Both Coley and Pearce appeared on Dragon's Den at the start of 2017, when TickX was hailed "the Uber of events" by multi-millionaire Peter Jones. The startup received three offers of investment: a joint offer of £75,000 from Peter Jones and Nick Jenkins for 20 percent equity, and one from Touker Suleyman for 15 percent equity.

But to the surprise of the Dragons, the pair rejected all offers.

"We actually filmed Dragon's Den in May [2016] and when we said no to the Dragons we were looking for investment that that point. And then we managed to finalise that round of investment in November [2016]," says Pearce.

"We were pleased with the results. It was just a huge stamp of validation that they were interested in TickX. We just felt that the offers undervalued the business, where we are up to and our progress to date. So we thought we'd roll the dice," says Pearce.

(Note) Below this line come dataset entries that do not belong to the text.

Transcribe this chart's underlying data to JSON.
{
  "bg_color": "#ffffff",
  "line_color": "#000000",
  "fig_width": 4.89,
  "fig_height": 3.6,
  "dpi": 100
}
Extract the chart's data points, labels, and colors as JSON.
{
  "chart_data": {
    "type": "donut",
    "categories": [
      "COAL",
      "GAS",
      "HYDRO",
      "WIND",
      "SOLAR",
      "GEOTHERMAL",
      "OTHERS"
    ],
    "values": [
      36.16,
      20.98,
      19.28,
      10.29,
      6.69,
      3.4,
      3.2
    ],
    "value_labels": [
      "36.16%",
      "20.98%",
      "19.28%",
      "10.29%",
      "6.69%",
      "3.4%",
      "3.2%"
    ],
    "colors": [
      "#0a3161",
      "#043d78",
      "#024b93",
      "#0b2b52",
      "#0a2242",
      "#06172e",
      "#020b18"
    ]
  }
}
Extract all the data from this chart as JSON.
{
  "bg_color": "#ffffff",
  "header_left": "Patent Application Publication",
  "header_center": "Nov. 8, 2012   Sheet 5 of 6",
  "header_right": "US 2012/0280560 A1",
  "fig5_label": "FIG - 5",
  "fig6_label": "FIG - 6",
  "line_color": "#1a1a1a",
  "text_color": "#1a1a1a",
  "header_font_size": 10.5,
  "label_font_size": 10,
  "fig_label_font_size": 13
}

"We are confident we have made the right decision", he adds.

Since its filming, TickX has secured £750,000 in funding from investment firm 24Haymarket, former Chairman of BskyB Nick Ferguson and Stan Boland and other top-level investors, adding to its £175,000 backing from music giants Ministry of Sound secured last year.

This funding adds up to 10 times more than the £75,000 offered by the Dragons.

"Upon closing that round we are now a team of seven and we will be going to 12 in the next three to four months," says Pearce.

"We are in a period of rapid growth now which is nice to have because when we first finalised the round we were just dipping our feet in the water and getting used to growing the users and getting used to the tech. But now we're seeing rapid growth every month," he adds.

Image: TickX co-founders Steve Pearce and Sam Coley

Challenges

For any startup in any sector, the first couple of years are definitely the hardest. Getting to grips with aspects of business law, staffing issues and technical matters are among the top issues startups will face in the early stages.

"One of the challenges we've faced is the shortage of developers in the UK and finding talent, particularly on the tech side," explains Pearce.

"Another challenge is that we are working round the clock, you never stop thinking about it. So finding some sort of work-life balance is important. There really isn't any separation which is both a positive and a negative.

"Finally raising capital is very tough. We've brought some incredible investors onboard but it's not been a smooth journey. My advice for anyone that's trying to raise funding is to try and get the growth there first and try and get excitement to the platform to get a lot of people interested in what you're doing because people like backing companies that other people want to back," says Pearce.

The future of TickX: Chatbots

Last year seemed to be the year of the chatbot, or at least the year companies started making chatbots part of their business strategy.

And TickX is no different.

"We're going to be launching a ticketing bot. You'll be able to send a message to Facebook Messenger and it will show you all the events around you," says Pearce.

"It's the new hot topic. You can get from A to B a lot quicker. And we want to have it so you can say, 'find me four of the cheapest upper circle tickets to see the Lion King' and it can say 'how about these?' and send you the correct ones.

"I think it's going to be the first of its kind globally really as we've got his special source of inventory that no one else has so it should be quite an exciting project," highlighted Pearce.